On inspecting the broker, we saw the following errors on brokers still running Kafka version 3.5.2:
message:
Closing socket for <ChannelId> because of error
exception_exception_class:
org.apache.kafka.common.errors.InvalidRequestException
exception_exception_message:
Received request api key ADD_PARTITIONS_TO_TXN with version 4 which is not enabled
exception_stacktrace:
org.apache.kafka.common.errors.InvalidRequestException: Received request api key ADD_PARTITIONS_TO_TXN with version 4 which is not enabled
On the new brokers running 3.6.1 we saw the following errors:
[AddPartitionsToTxnSenderThread-1055]: AddPartitionsToTxnRequest failed for node 1043 with a network exception.
I can also see this :
[AddPartitionsToTxnManager broker=1055]Cancelled in-flight ADD_PARTITIONS_TO_TXN request with correlation id 21120 due to node 1043 being disconnected (elapsed time since creation: 11ms, elapsed time since send: 4ms, request timeout: 30000ms)
We started investigating this issue and digging through the changes in 3.6, we came across some changes introduced as part of KAFKA-14402 that we thought might lead to this behaviour.
First we could see that transaction.partition.verification.enable is enabled by default and enables a new code path that culminates in we sending version 4 ADD_PARTITIONS_TO_TXN requests to other brokers that are generated here.

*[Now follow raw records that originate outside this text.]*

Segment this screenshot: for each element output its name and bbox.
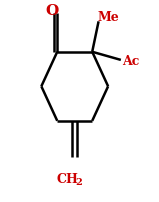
Text: CH: CH bbox=[56, 172, 78, 185]
Text: Ac: Ac bbox=[122, 55, 139, 68]
Text: Me: Me bbox=[98, 11, 120, 24]
Text: 2: 2 bbox=[76, 177, 82, 186]
Text: O: O bbox=[46, 4, 59, 18]
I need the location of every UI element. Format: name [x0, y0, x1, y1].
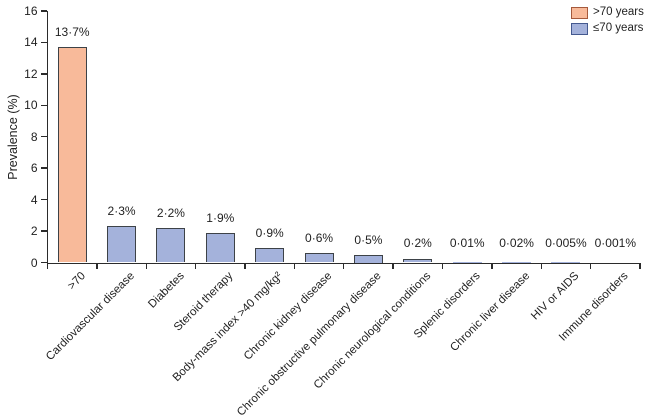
y-tick-label: 8: [30, 129, 38, 144]
x-tick-mark: [96, 262, 98, 269]
bar: [255, 248, 285, 263]
bar: [107, 226, 137, 263]
bar-value-label: 0·9%: [255, 226, 284, 241]
x-tick-mark: [343, 262, 345, 269]
y-tick-label: 6: [30, 161, 38, 176]
y-tick-label: 4: [30, 192, 38, 207]
bar-value-label: 0·001%: [594, 235, 636, 250]
x-tick-mark: [293, 262, 296, 269]
bar-value-label: 0·01%: [449, 235, 485, 250]
x-tick-mark: [194, 262, 197, 269]
x-category-label: HIV or AIDS: [529, 269, 582, 322]
y-tick-mark: [40, 104, 47, 106]
bar: [403, 259, 433, 263]
legend-swatch-under-70-icon: [571, 22, 588, 35]
x-tick-mark: [244, 262, 246, 269]
x-category-label: >70: [65, 269, 88, 292]
bar-value-label: 1·9%: [206, 210, 235, 225]
bar-value-label: 2·3%: [107, 204, 136, 219]
legend-label-over-70: >70 years: [593, 6, 644, 18]
y-tick-label: 14: [24, 35, 38, 50]
bar-value-label: 13·7%: [54, 25, 90, 40]
bar-value-label: 0·005%: [545, 235, 587, 250]
y-tick-mark: [40, 73, 47, 75]
legend-swatch-over-70-icon: [571, 6, 588, 19]
y-axis-line: [46, 11, 49, 263]
x-tick-mark: [145, 262, 147, 269]
y-tick-mark: [40, 10, 47, 12]
bar: [353, 254, 383, 263]
bar-value-label: 0·2%: [403, 235, 432, 250]
y-tick-mark: [40, 136, 47, 138]
bar: [57, 47, 87, 263]
x-category-label: Chronic kidney disease: [241, 269, 335, 363]
x-category-label: Diabetes: [145, 269, 187, 311]
x-tick-mark: [639, 262, 641, 269]
y-tick-mark: [40, 230, 47, 232]
bar-value-label: 0·02%: [499, 235, 534, 250]
bar: [205, 232, 235, 263]
legend-item-under-70: ≤70 years: [571, 22, 644, 35]
x-tick-mark: [46, 262, 49, 269]
bar-value-label: 2·2%: [156, 205, 185, 220]
y-tick-label: 2: [30, 224, 38, 239]
x-tick-mark: [491, 262, 493, 269]
legend: >70 years ≤70 years: [571, 6, 644, 38]
legend-label-under-70: ≤70 years: [593, 22, 644, 34]
y-tick-label: 0: [30, 255, 38, 270]
y-tick-label: 10: [24, 98, 38, 113]
y-tick-mark: [40, 41, 47, 44]
x-category-label: Cardiovascular disease: [44, 269, 138, 363]
bar-value-label: 0·5%: [354, 232, 383, 247]
x-tick-mark: [589, 262, 592, 269]
y-tick-label: 12: [24, 66, 38, 81]
x-tick-mark: [441, 262, 444, 269]
legend-item-over-70: >70 years: [571, 6, 644, 19]
y-tick-mark: [40, 261, 47, 264]
bar: [156, 227, 186, 263]
x-tick-mark: [392, 262, 394, 269]
bar-value-label: 0·6%: [305, 231, 334, 246]
y-tick-label: 16: [24, 4, 38, 18]
y-tick-mark: [40, 198, 47, 201]
x-tick-mark: [540, 262, 542, 269]
bar: [304, 253, 334, 263]
y-tick-mark: [40, 167, 47, 169]
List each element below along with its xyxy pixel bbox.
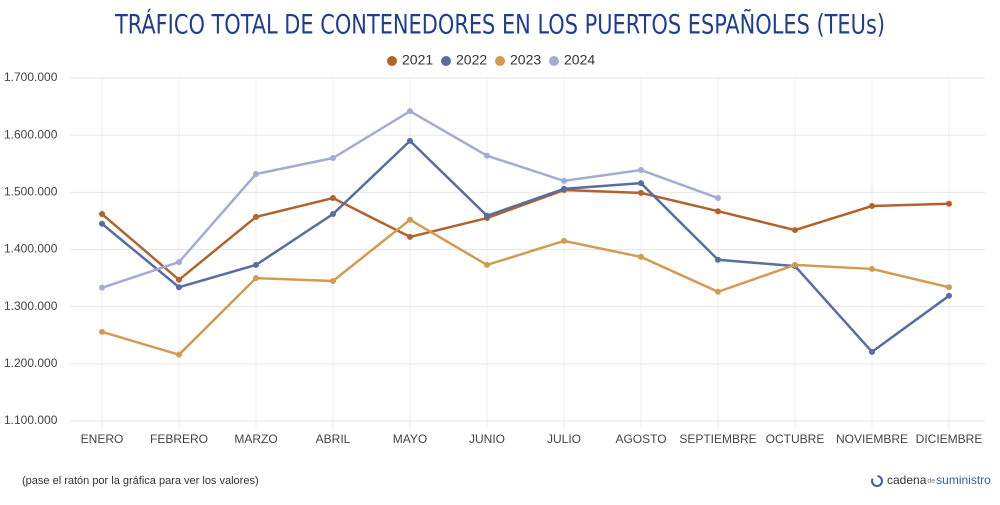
data-point <box>715 195 721 202</box>
data-point <box>330 195 336 202</box>
logo-icon <box>871 475 883 487</box>
logo: cadenadesuministro <box>871 473 991 487</box>
series-line <box>101 188 950 282</box>
legend-label: 2024 <box>564 52 595 68</box>
data-point <box>253 171 259 178</box>
data-point <box>869 203 875 210</box>
y-tick-label: 1.400.000 <box>4 242 58 256</box>
logo-last: suministro <box>936 473 991 487</box>
x-tick-label: JUNIO <box>469 432 505 446</box>
series-line <box>101 218 950 357</box>
data-point <box>253 213 259 220</box>
data-point <box>253 261 259 268</box>
data-point <box>715 288 721 295</box>
y-tick-label: 1.600.000 <box>4 127 58 141</box>
data-point <box>99 284 105 291</box>
data-point <box>638 167 644 174</box>
data-point <box>638 253 644 260</box>
data-point <box>946 284 952 291</box>
y-tick-label: 1.500.000 <box>4 185 58 199</box>
data-point <box>176 351 182 358</box>
data-point <box>176 276 182 283</box>
x-tick-label: MARZO <box>234 432 277 446</box>
x-tick-label: ENERO <box>81 432 124 446</box>
x-tick-label: AGOSTO <box>615 432 666 446</box>
y-tick-label: 1.200.000 <box>4 356 58 370</box>
chart-title: TRÁFICO TOTAL DE CONTENEDORES EN LOS PUE… <box>114 9 885 41</box>
legend-label: 2022 <box>456 52 487 68</box>
note: (pase el ratón por la gráfica para ver l… <box>22 475 259 487</box>
legend-label: 2023 <box>510 52 541 68</box>
data-point <box>869 265 875 272</box>
x-tick-label: FEBRERO <box>150 432 208 446</box>
x-tick-label: JULIO <box>547 432 581 446</box>
x-tick-label: NOVIEMBRE <box>836 432 908 446</box>
data-point <box>330 155 336 162</box>
y-tick-label: 1.100.000 <box>4 413 58 427</box>
data-point <box>407 137 413 144</box>
data-point <box>792 227 798 234</box>
data-point <box>792 261 798 268</box>
data-point <box>407 233 413 240</box>
data-point <box>946 292 952 299</box>
data-point <box>484 212 490 219</box>
data-point <box>253 275 259 282</box>
data-point <box>715 256 721 263</box>
data-point <box>99 220 105 227</box>
logo-first: cadena <box>887 473 927 487</box>
x-tick-label: ABRIL <box>316 432 351 446</box>
series-line <box>101 139 950 354</box>
data-point <box>561 177 567 184</box>
data-point <box>561 237 567 244</box>
data-point <box>176 284 182 291</box>
data-point <box>946 200 952 207</box>
data-point <box>176 259 182 266</box>
data-point <box>330 277 336 284</box>
legend-marker <box>387 56 397 66</box>
legend-label: 2021 <box>402 52 433 68</box>
y-tick-label: 1.300.000 <box>4 299 58 313</box>
data-point <box>407 108 413 115</box>
data-point <box>484 152 490 159</box>
legend-marker <box>549 56 559 66</box>
data-point <box>330 211 336 218</box>
data-point <box>99 328 105 335</box>
logo-text: cadenadesuministro <box>887 473 991 487</box>
data-point <box>407 216 413 223</box>
x-tick-label: OCTUBRE <box>766 432 825 446</box>
data-point <box>561 185 567 192</box>
legend-marker <box>495 56 505 66</box>
y-tick-label: 1.700.000 <box>4 70 58 84</box>
x-tick-label: MAYO <box>393 432 427 446</box>
data-point <box>638 180 644 187</box>
data-point <box>484 261 490 268</box>
data-point <box>869 348 875 355</box>
data-point <box>99 211 105 218</box>
legend-marker <box>441 56 451 66</box>
x-tick-label: DICIEMBRE <box>916 432 983 446</box>
data-point <box>638 189 644 196</box>
data-point <box>715 208 721 215</box>
logo-middle: de <box>927 478 935 485</box>
x-tick-label: SEPTIEMBRE <box>679 432 756 446</box>
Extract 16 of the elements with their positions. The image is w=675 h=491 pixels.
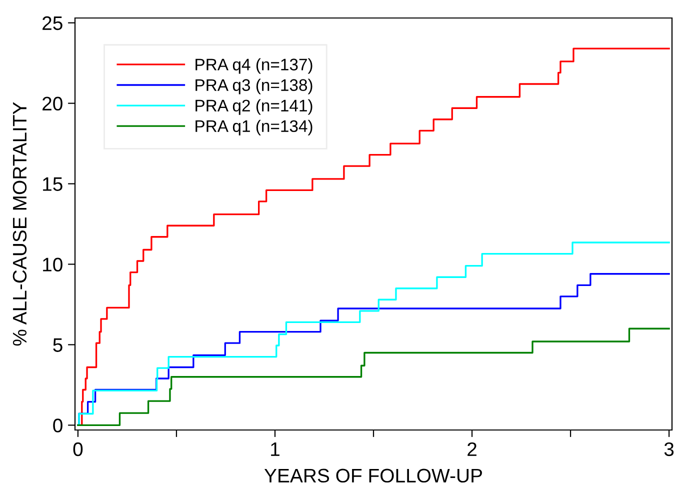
y-axis-title: % ALL-CAUSE MORTALITY [12,102,27,346]
x-tick-label: 3 [664,442,674,456]
y-tick-label: 5 [53,338,62,352]
legend-label: PRA q3 (n=138) [196,78,312,94]
y-tick-label: 15 [43,177,62,192]
y-tick-label: 25 [42,16,62,30]
legend-label: PRA q4 (n=137) [196,58,312,74]
x-tick-label: 1 [271,442,280,456]
y-tick-label: 20 [42,96,62,111]
x-axis-title: YEARS OF FOLLOW-UP [264,468,482,483]
x-tick-label: 2 [468,442,476,456]
y-tick-label: 10 [43,258,62,272]
legend-label: PRA q2 (n=141) [196,99,312,115]
legend-label: PRA q1 (n=134) [196,120,312,136]
x-tick-label: 0 [73,442,83,456]
y-tick-label: 0 [53,418,62,432]
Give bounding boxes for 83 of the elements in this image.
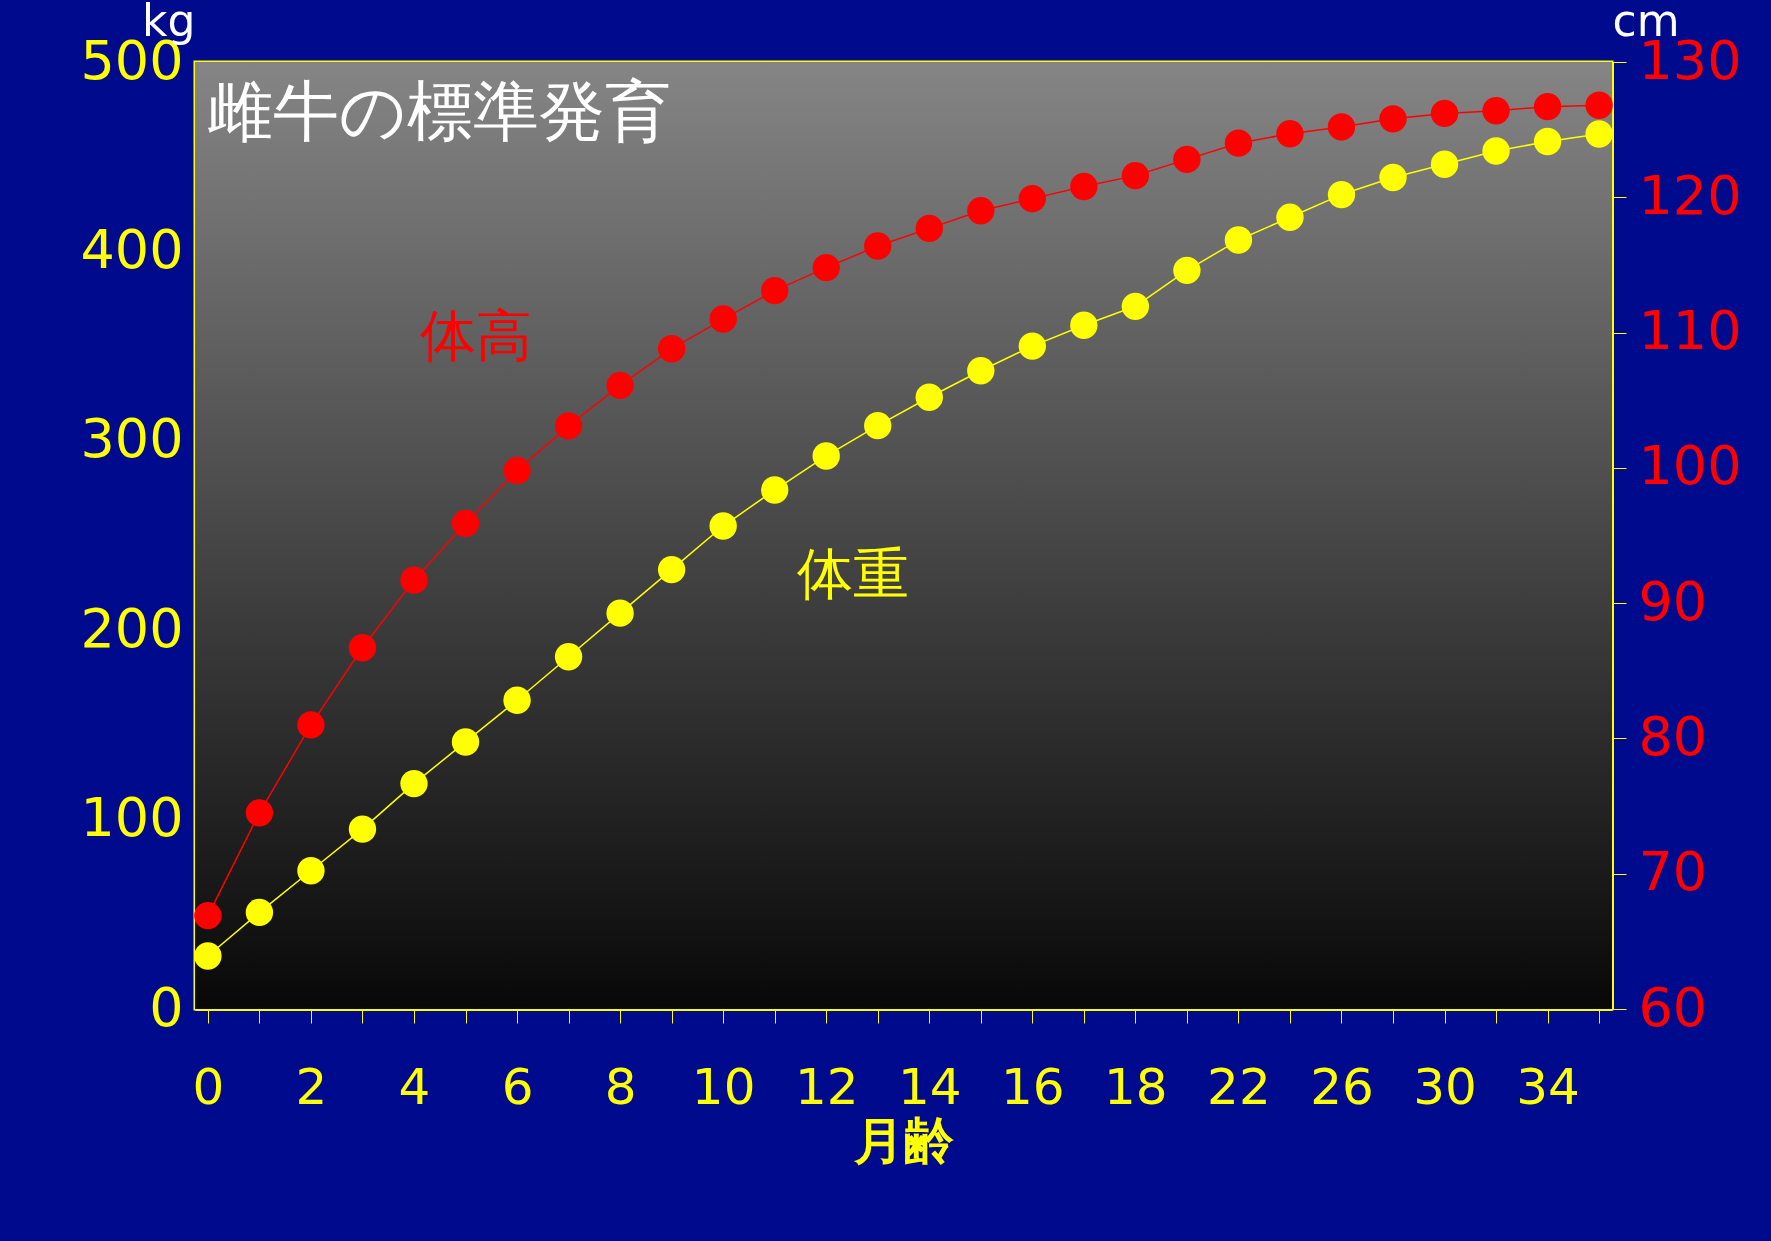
point [1224,129,1253,157]
y-tick-label: 400 [80,217,184,281]
x-tick-label: 16 [1001,1057,1065,1116]
y2-tick-label: 60 [1638,975,1708,1039]
point [1173,256,1201,285]
point [503,686,531,714]
point [348,815,377,843]
point [1482,97,1510,125]
point [915,214,943,243]
point [245,898,274,927]
point [1379,105,1407,133]
point [812,253,840,282]
x-tick-label: 26 [1310,1057,1374,1116]
point [657,335,686,363]
series-label: 体高 [419,303,532,369]
point [451,728,480,756]
point [760,276,789,305]
point [451,509,480,537]
series-label: 体重 [796,540,909,606]
point [297,857,325,885]
point [1327,180,1356,209]
point [1121,161,1150,190]
y2-tick-label: 90 [1638,569,1708,633]
point [1585,91,1613,119]
y2-tick-label: 80 [1638,704,1708,768]
point [400,566,428,594]
x-tick-label: 8 [604,1057,637,1116]
point [915,383,943,411]
y2-tick-label: 100 [1638,434,1742,498]
point [606,599,634,627]
y-tick-label: 200 [80,596,184,660]
y2-tick-label: 120 [1638,163,1742,227]
point [864,411,892,440]
x-tick-label: 6 [501,1057,534,1116]
point [554,643,583,671]
point [1585,120,1613,148]
point [554,412,583,440]
point [1533,127,1562,156]
x-tick-label: 4 [398,1057,431,1116]
y-tick-label: 100 [80,786,184,850]
x-tick-label: 0 [192,1057,225,1116]
point [1379,163,1407,192]
point [812,442,840,470]
point [1018,332,1047,360]
point [709,512,737,540]
point [864,232,892,260]
y-tick-label: 0 [149,975,184,1039]
point [503,456,531,485]
point [348,634,377,662]
x-tick-label: 30 [1413,1057,1477,1116]
point [1276,120,1304,148]
x-tick-label: 2 [295,1057,328,1116]
point [1173,145,1201,174]
y-tick-label: 300 [80,407,184,471]
point [245,799,274,827]
point [1430,150,1459,178]
point [1018,184,1047,213]
point [1276,203,1304,231]
point [400,769,428,798]
point [1121,292,1150,320]
y2-tick-label: 110 [1638,299,1742,363]
x-tick-label: 10 [691,1057,756,1116]
point [297,711,325,739]
x-tick-label: 18 [1104,1057,1168,1116]
x-tick-label: 22 [1207,1057,1271,1116]
point [1482,137,1510,165]
point [709,305,737,333]
chart-title: 雌牛の標準発育 [207,73,671,150]
point [194,942,222,970]
point [1070,172,1098,201]
point [657,555,686,584]
point [1327,113,1356,141]
point [760,476,789,504]
point [1533,92,1562,121]
y2-tick-label: 70 [1638,840,1708,904]
point [1430,99,1459,128]
point [1070,311,1098,339]
point [967,357,995,385]
x-tick-label: 34 [1516,1057,1580,1116]
point [967,197,995,225]
point [606,371,634,399]
point [194,901,222,930]
point [1224,226,1253,254]
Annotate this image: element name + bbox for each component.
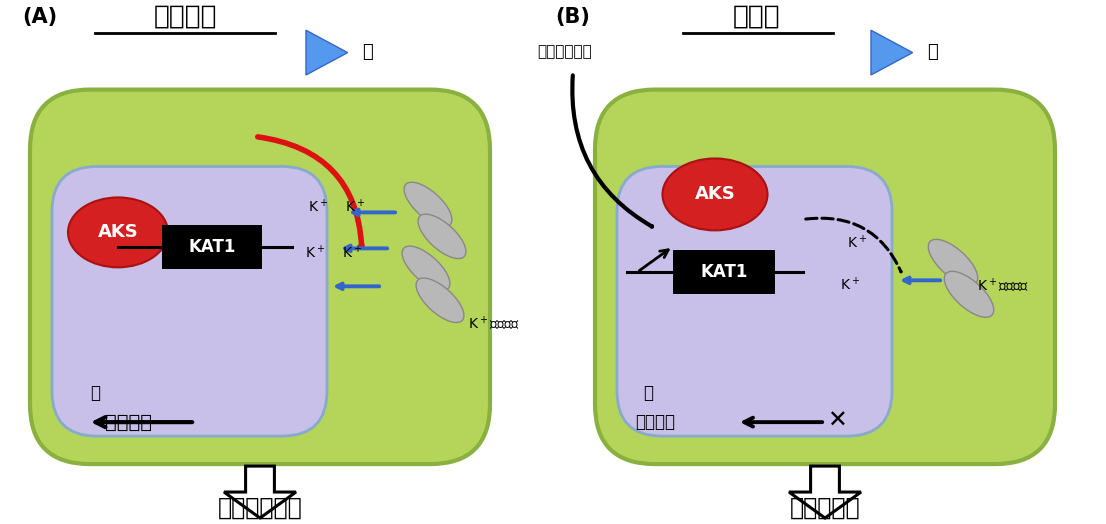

From a discussion on the mailing list, jolshan pointed out that this scenario shouldn't be possible as the following code paths should prevent version 4 ADD_PARTITIONS_TO_TXN requests being sent to other brokers:
https://github.com/apache/kafka/blob/525b9b1d7682ae2a527ceca83fedca44b1cba11a/clients/src/main/java/org/apache/kafka/clients/NodeApiVersions.java#L130 https://github.com/apache/kafka/blob/525b9b1d7682ae2a527ceca83fedca44b1cba11a/core/src/main/scala/kafka/server/AddPartitionsToTxnManager.scala#L195
However, these requests are still sent to other brokers in our environment.
On further inspection of the code, I am wondering if the following code path could lead to this issue:
In this scenario, we don't have any NodeApiVersions available for the specified nodeId and potentially skipping the latestUsableVersion check. I am wondering if it is possible that because discoverBrokerVersions is set to false for the network client of the AddPartitionsToTxnManager, it skips fetching NodeApiVersions? I can see that we create the network client here:
The NetworkUtils.buildNetworkClient method seems to create a network client that has discoverBrokerVersions set to false.
I was hoping I could get some assistance debugging this issue. Happy to provide any additional information needed.